With the continuous advancements in AI technology, deep learning inference has become a vital component of developing intelligent applications. In this article, we’ll walk you through the process of deploying the DeepSeek-R1 model on the Neardi PI 3 platform, based on the RK3576 chip. We’ll also take advantage of the RKNPU (Rockchip NPU) to perform efficient inference.
System Setup
Neardi PI 3 (RK3576) Hardware Configuration:
•8GB RAM
•64GB Storage
1. Local Deployment of Ollama DeepSeek-R1
1.1 Install Ollama
Method 1: Use the terminal to download and install
Run the following command in your terminal:
curl -fsSL https://ollama.com/install.sh | sh
Method 2: Manual download and installation
If the first method doesn’t work, you can manually download the arm64 installation package and extract it.
Here’s the download link for the Ollama installation package.
1.2 Run Ollama Service
To start the Ollama inference service, run the following command:
ollama start
Wait for the model to load and initialize.
1.3 Install the DeepSeek-R1:8B Model
To install the DeepSeek-R1:8B model, run:
./ollama run deepseek-r1:8b
It may take some time to download the model. Ollama might slow down the download speed at times, but pausing and restarting the process can help speed it up (tested successfully).
1.4 Installation Success
Once the installation is complete and the terminal shows a prompt like >>>, you are ready to start interacting with the model.
1.5 Run DeepSeek Inference
At this point, you can run DeepSeek inference. For this step, refer to the video deepseek1.mp4 for a demonstration.
2. Deploying DeepSeek-R1 with RKNPU
2.1 Model Download
It’s recommended to download the pre-converted model for RK3576. The DeepSeek-R1-Distill-Qwen-1.5B model is already converted into a format that RK3576 can recognize.
Download the RKLLM model here:
[Model Download Link]
Use the extraction code: rkllm
The model file you need is: DeepSeek-R1-Distill-Qwen-1.5B_W4A16_RK3576.rkllm.
If you prefer to convert the model yourself, refer to the DeepSeek-R1-Distill-Qwen-1.5B_Demo section for model conversion instructions.
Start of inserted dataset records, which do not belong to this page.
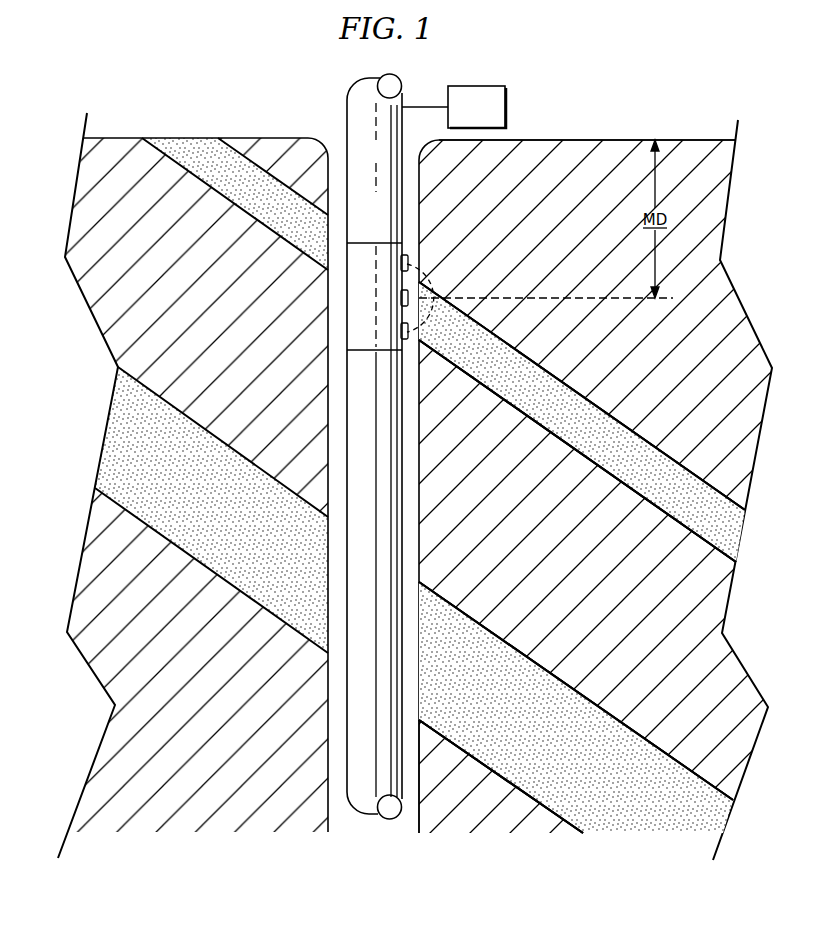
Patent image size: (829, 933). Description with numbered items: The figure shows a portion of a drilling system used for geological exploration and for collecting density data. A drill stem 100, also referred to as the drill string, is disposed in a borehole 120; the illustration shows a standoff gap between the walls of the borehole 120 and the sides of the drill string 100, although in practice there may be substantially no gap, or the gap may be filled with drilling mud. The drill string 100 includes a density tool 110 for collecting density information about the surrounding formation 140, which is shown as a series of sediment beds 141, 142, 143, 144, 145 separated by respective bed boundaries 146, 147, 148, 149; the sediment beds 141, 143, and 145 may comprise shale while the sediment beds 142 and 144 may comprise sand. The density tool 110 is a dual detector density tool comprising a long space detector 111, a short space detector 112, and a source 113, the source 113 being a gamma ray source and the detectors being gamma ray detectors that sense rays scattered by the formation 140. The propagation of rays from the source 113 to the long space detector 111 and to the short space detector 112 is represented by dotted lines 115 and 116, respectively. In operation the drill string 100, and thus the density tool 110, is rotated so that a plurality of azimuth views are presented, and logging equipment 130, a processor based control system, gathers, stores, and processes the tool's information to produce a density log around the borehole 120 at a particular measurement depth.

The drill stem 100 is at (359, 160).
The density tool 110 is at (372, 240).
The long space detector 111 is at (400, 262).
The short space detector 112 is at (400, 297).
The source 113 is at (400, 332).
The dotted line 115 is at (428, 284).
The dotted line 116 is at (437, 290).
The borehole 120 is at (333, 160).
The logging equipment 130 is at (463, 115).
The formation 140 is at (78, 332).
The sediment bed 141 is at (518, 225).
The sediment bed 142 is at (461, 355).
The sediment bed 143 is at (474, 503).
The sediment bed 144 is at (461, 673).
The sediment bed 145 is at (434, 781).
The bed boundary 146 is at (581, 401).
The bed boundary 147 is at (563, 441).
The bed boundary 148 is at (566, 683).
The bed boundary 149 is at (528, 796).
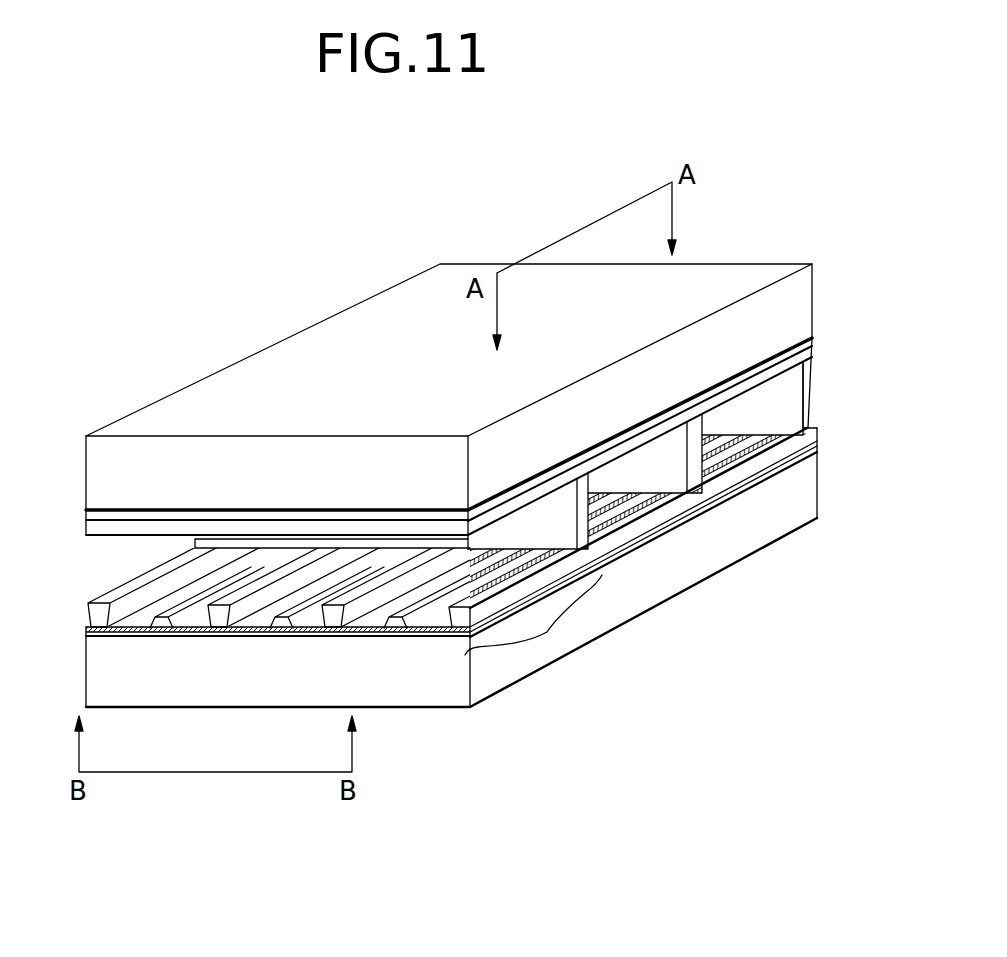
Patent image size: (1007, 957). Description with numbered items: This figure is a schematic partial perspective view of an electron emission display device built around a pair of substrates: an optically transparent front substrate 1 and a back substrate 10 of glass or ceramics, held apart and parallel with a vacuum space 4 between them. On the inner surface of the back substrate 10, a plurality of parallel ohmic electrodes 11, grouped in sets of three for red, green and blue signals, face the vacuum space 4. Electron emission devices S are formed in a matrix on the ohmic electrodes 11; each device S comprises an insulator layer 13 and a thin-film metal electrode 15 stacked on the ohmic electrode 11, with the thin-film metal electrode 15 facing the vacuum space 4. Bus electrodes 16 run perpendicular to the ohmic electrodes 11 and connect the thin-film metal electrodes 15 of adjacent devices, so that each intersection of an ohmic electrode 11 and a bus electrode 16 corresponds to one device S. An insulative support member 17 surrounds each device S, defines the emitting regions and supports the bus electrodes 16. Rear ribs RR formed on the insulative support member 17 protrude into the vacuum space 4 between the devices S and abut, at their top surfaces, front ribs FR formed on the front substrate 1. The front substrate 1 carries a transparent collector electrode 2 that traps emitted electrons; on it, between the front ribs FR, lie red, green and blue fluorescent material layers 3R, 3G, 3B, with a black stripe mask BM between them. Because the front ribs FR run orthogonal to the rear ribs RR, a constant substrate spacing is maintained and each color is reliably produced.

The front substrate 1 is at (812, 264).
The transparent collector electrode 2 is at (812, 338).
The black stripe mask BM is at (808, 343).
The red fluorescent material layer 3R is at (537, 493).
The green fluorescent material layer 3G is at (652, 433).
The blue fluorescent material layer 3B is at (738, 390).
The front rib FR is at (807, 397).
The rear rib RR is at (813, 430).
The vacuum space 4 is at (83, 575).
The back substrate 10 is at (812, 490).
The ohmic electrode 11 is at (657, 540).
The insulator layer 13 is at (135, 628).
The thin-film metal electrode 15 is at (377, 626).
The bus electrode 16 is at (270, 628).
The insulative support member 17 is at (815, 445).
The electron emission device S is at (552, 638).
2.2 Compile llm_demo (Optional)
To compile the llm_demo, follow these steps:
1.Clone the repository:
git clone https://github.com/airockchip/rknn-llm
2.Navigate to the demo directory:
cd rknn-llm/examples/DeepSeek-R1-Distill-Qwen-1.5B_Demo/deploy
3. In the build-linux.sh file, change the GCC_COMPILER_PATH value to aarch64-linux-gnu to avoid compilation errors.
4.Run the build script:
./build-linux.sh
2.3 Run DeepSeek Inference
To run the DeepSeek model inference on the PI 3 (RK3576), use the following command:
export LD_LIBRARY_PATH=/home/neardi/rknn-llm/rkllm-runtime/Linux/librkllm_api/aarch64:$LD_LIBRARY_PATH
taskset f0 ./rknn-llm/examples/DeepSeek-R1-Distill-Qwen-1.5B_Demo/deploy/install/demo_Linux_aarch64/llm_demo DeepSeek-R1-Distill-Qwen-1.5B_W4A16_RK3576.rkllm 2048 4096
Once the command runs successfully, you’ll see an output similar to:
rkllm init start
I rkllm: rkllm-runtime version: 1.1.4, rknpu driver version: 0.9.8, platform: RK3576
rkllm init success
********************** Available Questions ********************
[0] A bag contains 5 red balls and 3 blue balls. What is the probability of picking a blue ball?
[1] The number sequence is 1, 4, 9, 16, 25, … What is the next number?
[2] Write a program to check whether a number is odd or even.
***************************************************************
You can now input your questions based on the options or enter custom queries to get inference results from the model.
By following these steps, you’ve successfully deployed the DeepSeek-R1 model on the Neardi PI 3 (RK3576) platform using the Rockchip NPU for optimized inference. This guide provides a detailed overview for developers and AI enthusiasts to integrate deep learning models efficiently on embedded devices.